Fig. 3: A poem in Pear's book - “A Noontide Retreat,” attributed to Mrs. C. G. Goodwin, exemplifying his idiosyncratic use of crosswriting.

Notably, and, perhaps ironically, there is no Shelley, nor any Keats, present in Pear’s selection. What is startling about his favored authors, though, is the presence of many writers who, their popularity in the period itself notwithstanding, have not remained within the Romantic canon into the present day. Particularly notable is Pear’s engagement with non-canonical writers who remained immensely popular within the commercial literary worlds of the gift book, the literary annual, and the periodical magazine, many of whom remain unidentified, and may not even have been professional or self-identified writers in the sense with which Romantic scholars are generally familiar.

Notes

[1] See Lucia Dacome, “Noting the Mind: Commonplace Books and the Pursuit of the Self in Eighteenth-Century Britain,” Journal of the History of Ideas 65, no. 4 (October 2004): 603-604.

[2]  See David Allan, Commonplace Books and Reading in Georgian England (New York: Cambridge University Press, 2010), 227.

[3] Forget Me Not; a Christmas, New Year’s, and Birth-Day Present, ed. Frederic Shoberl (London: R. Ackermann, 1831); The Literary Souvenir, ed. Alaric Alexander Watts (London: Longman, Rees, Orme, Brown & Green, 1831).

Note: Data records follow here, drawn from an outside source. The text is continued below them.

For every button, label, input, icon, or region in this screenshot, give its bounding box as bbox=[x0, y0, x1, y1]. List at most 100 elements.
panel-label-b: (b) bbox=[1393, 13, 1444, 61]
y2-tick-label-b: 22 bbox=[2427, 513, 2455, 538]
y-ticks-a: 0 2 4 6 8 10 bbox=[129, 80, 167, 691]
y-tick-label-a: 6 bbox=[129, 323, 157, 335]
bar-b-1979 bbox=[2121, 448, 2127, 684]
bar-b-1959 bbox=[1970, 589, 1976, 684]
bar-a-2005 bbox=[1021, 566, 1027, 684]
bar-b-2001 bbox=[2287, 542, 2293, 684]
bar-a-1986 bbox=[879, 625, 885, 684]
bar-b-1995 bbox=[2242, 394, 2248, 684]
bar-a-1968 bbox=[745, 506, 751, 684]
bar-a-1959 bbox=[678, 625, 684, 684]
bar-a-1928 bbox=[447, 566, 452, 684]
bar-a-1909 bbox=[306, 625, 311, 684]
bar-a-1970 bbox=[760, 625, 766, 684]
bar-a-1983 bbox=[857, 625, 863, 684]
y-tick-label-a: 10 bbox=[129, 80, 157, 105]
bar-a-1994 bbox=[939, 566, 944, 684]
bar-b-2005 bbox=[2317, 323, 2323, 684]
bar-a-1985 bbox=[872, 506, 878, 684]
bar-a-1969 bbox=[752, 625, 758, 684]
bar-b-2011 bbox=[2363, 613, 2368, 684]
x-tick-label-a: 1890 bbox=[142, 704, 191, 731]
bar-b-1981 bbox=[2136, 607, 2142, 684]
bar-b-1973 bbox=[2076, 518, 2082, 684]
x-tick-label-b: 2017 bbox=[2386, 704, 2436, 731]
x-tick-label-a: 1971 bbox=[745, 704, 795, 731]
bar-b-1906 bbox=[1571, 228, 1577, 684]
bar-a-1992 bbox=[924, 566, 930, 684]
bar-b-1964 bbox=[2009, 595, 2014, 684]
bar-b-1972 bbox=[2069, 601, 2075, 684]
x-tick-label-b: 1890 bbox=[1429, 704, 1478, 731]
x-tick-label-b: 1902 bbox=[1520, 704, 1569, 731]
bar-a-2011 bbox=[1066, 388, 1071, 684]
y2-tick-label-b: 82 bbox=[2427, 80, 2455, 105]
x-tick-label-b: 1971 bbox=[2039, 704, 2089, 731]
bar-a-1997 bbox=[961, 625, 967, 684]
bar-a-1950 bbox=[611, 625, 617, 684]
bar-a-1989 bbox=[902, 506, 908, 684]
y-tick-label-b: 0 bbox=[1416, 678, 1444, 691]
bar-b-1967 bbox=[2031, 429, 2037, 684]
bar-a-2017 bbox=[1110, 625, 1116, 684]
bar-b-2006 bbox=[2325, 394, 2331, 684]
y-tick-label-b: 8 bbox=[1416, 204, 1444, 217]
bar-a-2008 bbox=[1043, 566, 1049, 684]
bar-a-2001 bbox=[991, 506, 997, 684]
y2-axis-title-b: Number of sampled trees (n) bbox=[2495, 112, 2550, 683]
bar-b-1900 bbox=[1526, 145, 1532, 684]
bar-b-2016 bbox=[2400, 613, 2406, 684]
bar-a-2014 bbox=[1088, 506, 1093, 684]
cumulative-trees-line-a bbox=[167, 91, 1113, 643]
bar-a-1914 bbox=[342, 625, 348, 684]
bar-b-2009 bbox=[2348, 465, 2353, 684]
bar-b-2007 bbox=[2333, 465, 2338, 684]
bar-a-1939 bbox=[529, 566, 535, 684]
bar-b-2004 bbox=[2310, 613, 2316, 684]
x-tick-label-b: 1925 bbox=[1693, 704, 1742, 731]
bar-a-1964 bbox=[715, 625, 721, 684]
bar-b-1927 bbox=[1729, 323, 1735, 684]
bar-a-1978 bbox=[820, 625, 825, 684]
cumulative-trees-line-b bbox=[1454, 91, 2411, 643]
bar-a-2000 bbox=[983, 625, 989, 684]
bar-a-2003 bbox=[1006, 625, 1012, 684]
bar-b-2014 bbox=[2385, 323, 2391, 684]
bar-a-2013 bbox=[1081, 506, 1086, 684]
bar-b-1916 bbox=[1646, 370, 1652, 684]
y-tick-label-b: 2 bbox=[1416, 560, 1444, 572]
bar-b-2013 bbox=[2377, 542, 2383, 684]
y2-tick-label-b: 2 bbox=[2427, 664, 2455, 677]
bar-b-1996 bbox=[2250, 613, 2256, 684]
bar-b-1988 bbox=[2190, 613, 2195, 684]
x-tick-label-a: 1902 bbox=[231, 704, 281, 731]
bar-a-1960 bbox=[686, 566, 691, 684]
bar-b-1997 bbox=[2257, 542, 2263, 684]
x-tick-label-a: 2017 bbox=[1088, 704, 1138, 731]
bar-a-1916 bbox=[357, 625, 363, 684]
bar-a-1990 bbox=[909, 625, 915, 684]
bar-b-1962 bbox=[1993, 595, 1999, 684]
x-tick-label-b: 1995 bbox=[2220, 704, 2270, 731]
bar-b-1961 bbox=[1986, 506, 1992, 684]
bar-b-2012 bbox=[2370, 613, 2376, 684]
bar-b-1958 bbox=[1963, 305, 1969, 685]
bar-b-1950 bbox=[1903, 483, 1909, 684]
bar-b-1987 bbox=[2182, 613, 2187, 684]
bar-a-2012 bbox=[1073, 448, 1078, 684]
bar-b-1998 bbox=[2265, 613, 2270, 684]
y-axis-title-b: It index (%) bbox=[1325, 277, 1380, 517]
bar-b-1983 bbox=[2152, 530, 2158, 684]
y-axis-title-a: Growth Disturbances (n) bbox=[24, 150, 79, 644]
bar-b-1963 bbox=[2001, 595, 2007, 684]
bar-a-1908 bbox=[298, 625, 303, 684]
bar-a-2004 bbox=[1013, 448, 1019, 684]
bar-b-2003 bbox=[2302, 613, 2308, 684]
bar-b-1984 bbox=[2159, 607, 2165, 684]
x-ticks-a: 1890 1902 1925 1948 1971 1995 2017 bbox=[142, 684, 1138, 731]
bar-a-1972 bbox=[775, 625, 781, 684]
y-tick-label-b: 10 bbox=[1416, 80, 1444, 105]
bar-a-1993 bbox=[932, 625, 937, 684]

A version of this research material focusing on Pear’s disability was presented by Kettle at the K-SAA-sponsored MLA panel on “Disabling Environments” in January 2024 in Philadelphia.

About the Author

Roseanna Kettle is a recent doctoral graduate from the University of York's Centre for Eighteenth-Century Studies (CECS). Her research interests include poetry associated with regional Britain, the literature of industrialism, laboring-class literature, and cultures of reading in the Romantic period. She has a forthcoming book chapter on the poetry of laboring women in Yorkshire, projected for publication with Boydell & Brewer in Summer, 2025.